The Committee’s motion states that it is investigating two complaints alleging that respondent in one instance failed to return an $800 advance legal fee as ordered by a Criminal Court Judge, and in the other instance failed to turn over $1,661 in settlement funds he was holding on behalf of a client. To date, respondent has failed to submit an answer to either complaint despite numerous requests by the Committee that he do so. In addition, respondent has failed to comply with the condition of an Admonition he received on October 29, 1991, that he inform the Committee every six months for a period of two years about his continued steps toward recovery from admitted alcoholism and cocaine abuse. In the two years since that Admonition was issued, respondent has been in sporadic contact with the Committee and has agreed to participate in the Lawyer Assistance Program, but he never followed up or joined the program. Respondent’s last contact with the Committee was July 27, 1993. In addition, respondent, who was personally served with a copy of the Committee’s motion to suspend him, has now failed to interpose a response containing an explanation for his actions.

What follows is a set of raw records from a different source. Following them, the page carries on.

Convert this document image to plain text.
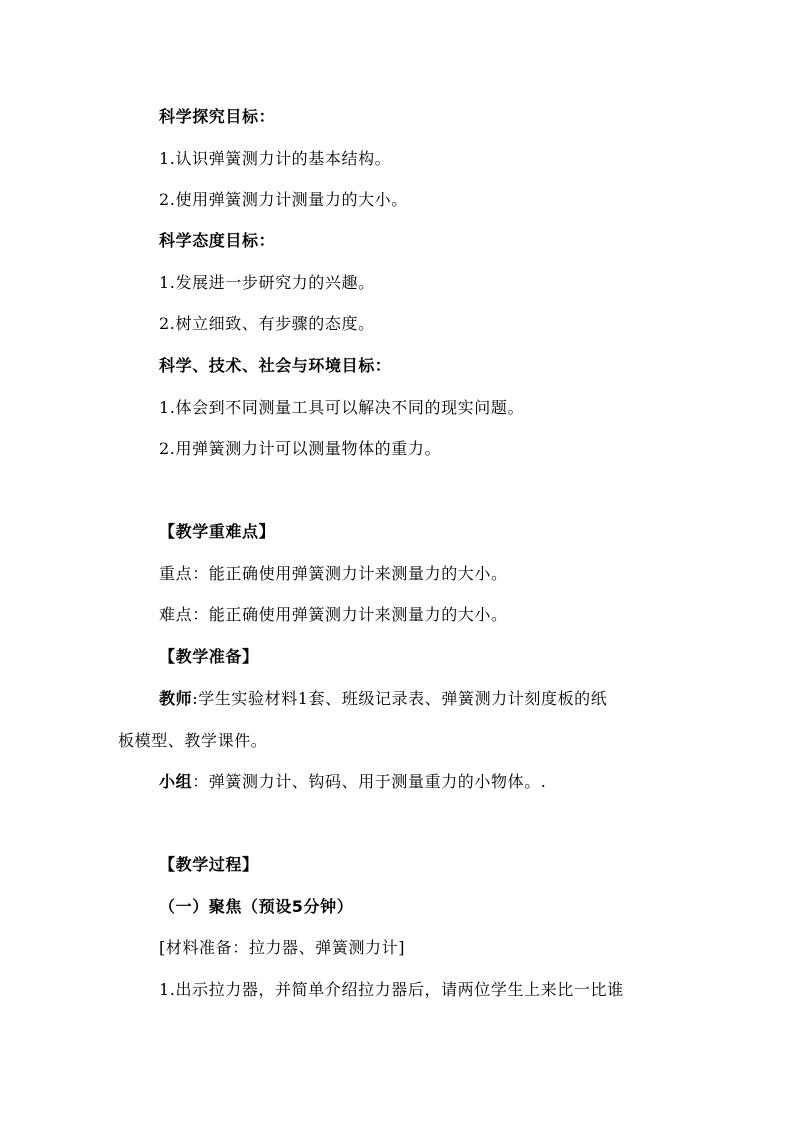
科学探究目标：
1.认识弹簧测力计的基本结构。
2.使用弹簧测力计测量力的大小。
科学态度目标：
1.发展进一步研究力的兴趣。
2.树立细致、有步骤的态度。
科学、技术、社会与环境目标：
1.体会到不同测量工具可以解决不同的现实问题。
2.用弹簧测力计可以测量物体的重力。
【教学重难点】
重点：能正确使用弹簧测力计来测量力的大小。
难点：能正确使用弹簧测力计来测量力的大小。
【教学准备】
教师:学生实验材料1套、班级记录表、弹簧测力计刻度板的纸
板模型、教学课件。
小组：弹簧测力计、钩码、用于测量重力的小物体。.
【教学过程】
（一）聚焦（预设5分钟）
[材料准备：拉力器、弹簧测力计]
1.出示拉力器，并简单介绍拉力器后，请两位学生上来比一比谁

The complaints that have been filed against respondent allege serious professional misconduct. Despite his being aware of the Committee’s investigation and numerous requests for responses to the complaints, and that his failure to cooperate could result in his suspension from the practice of law and ultimately disbarment, respondent has chosen not to respond. Respondent’s actions can only be interpreted as a deliberate and willful attempt to impede the Committee’s investigation (see, Matter of Valdes, 160 AD2d 31; Matter of Gordon, 142 AD2d 135; Matter of Erlin, 126 AD2d 83). In addition, in view of respondent’s admitted alcoholism and drug abuse in 1991, his failure to notify the Committee about *24his recovery efforts and his refusal to participate in the Lawyer Assistance Program, serious doubt exists with respect to respondent’s fitness to practice law.
Accordingly, the Committee’s motion pursuant to 22 NYCRR 603.4 (e) (1) (i) should be granted, and respondent should be suspended from the practice of law, effective immediately, and until such time as the disciplinary matters pending before the Committee have been concluded, and until further order of this Court.
Carro, J. P., Wallace, Kupferman, Asce and Nardelli, JJ., concur.
Motion granted and respondent is suspended from practice as an attorney and counselor-at-law in the State of New York, effective February 24, 1994, until such time as the disciplinary matters pending before the Departmental Disciplinary Committee for the First Judicial Department have been concluded, and until the further order of this Court.